Figure 4: Quantification of synaptic density in mouse superior colliculus. (a) To determine the developmental changes in the number of glutamatergic synapses established by RGCs onto its superior collicular targets in the rodent brain, we stained cryosections from mouse brain with antibodies against the presynaptic marker VGlut2 (green) and the postsynaptic marker, PSD-95, (red). We imaged the outer 150 x 150 μm region of the mouse superior colliculus (SC) corresponding to the synaptic target region for RGCs by using a laser scanning confocal microscope. A z-stack for each SC section was collected for a total depth of 5 μm (15 x 0.33 μm optical sections). Maximum image projections (MIPs) were generated for groups of 3 consecutive optical sections yielding 5 MIPs/section each representing 1 μm of depth. Shown below is a representative MIP taken from superior colliculus of a P14 WT mouse. The presynaptic marker, VGlut2, is shown in green and the postsynaptic marker, PSD-95, is shown in red. (c) Numerical output produced by Puncta Analyzer. (d) Quantification of the analysis of synapse number for at least 3 sections per animal with 3 animals per time point (error bars represent SEM). Scale bar represents 50 μm.
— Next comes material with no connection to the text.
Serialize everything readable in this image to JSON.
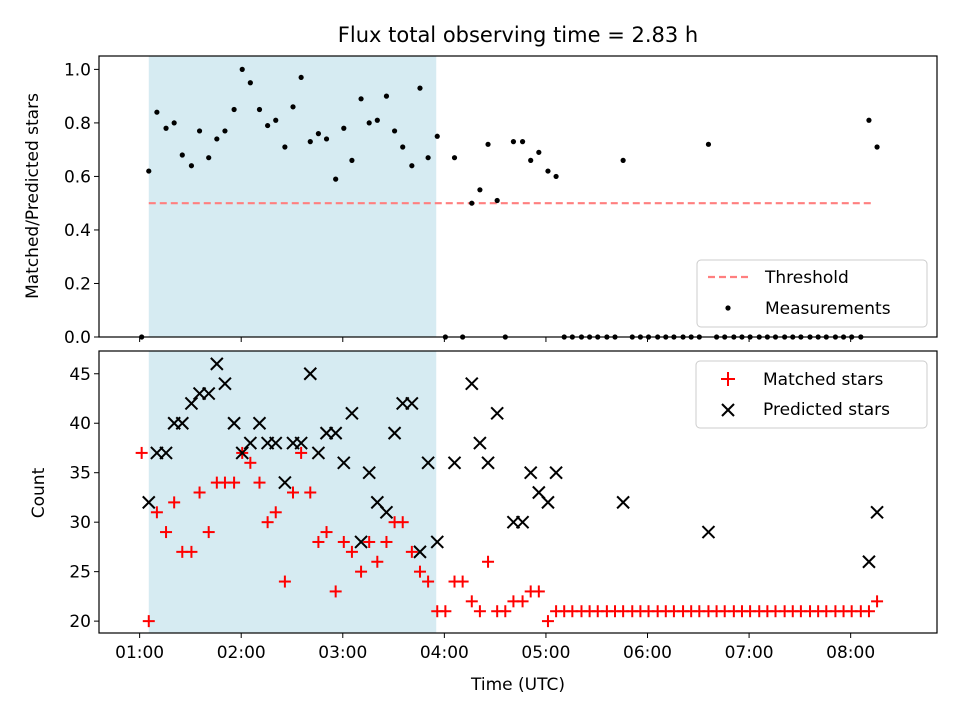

The synapse assay described above is based in the context of our experimental goals, wherein we focus largely on excitatory projections of RGCs, either in purified culture or in brain section. We have provided a reference table listing antibodies that work well for labeling excitatory synapses (Table 1).

This synapse assay can be adapted to quantify synapse number of any neuronal population or any other synaptic subtype for which there is a selective pre- and postsynaptic marker. For example, the synapse assay described here can be applied to studying GABA-ergic (as opposed to glutamatergic) synapses by using appropriate pre- and postsynaptic markers^10,11.

This synapse assay is an important tool for labs investigating changes in synaptic connectivity between neurons. While it is necessary to corroborate findings of this assay with electron microscopy and electrophysiology, it nevertheless offers a relatively easy way to answer important questions about the molecular cues that modulate a neurons' ability to form synapses.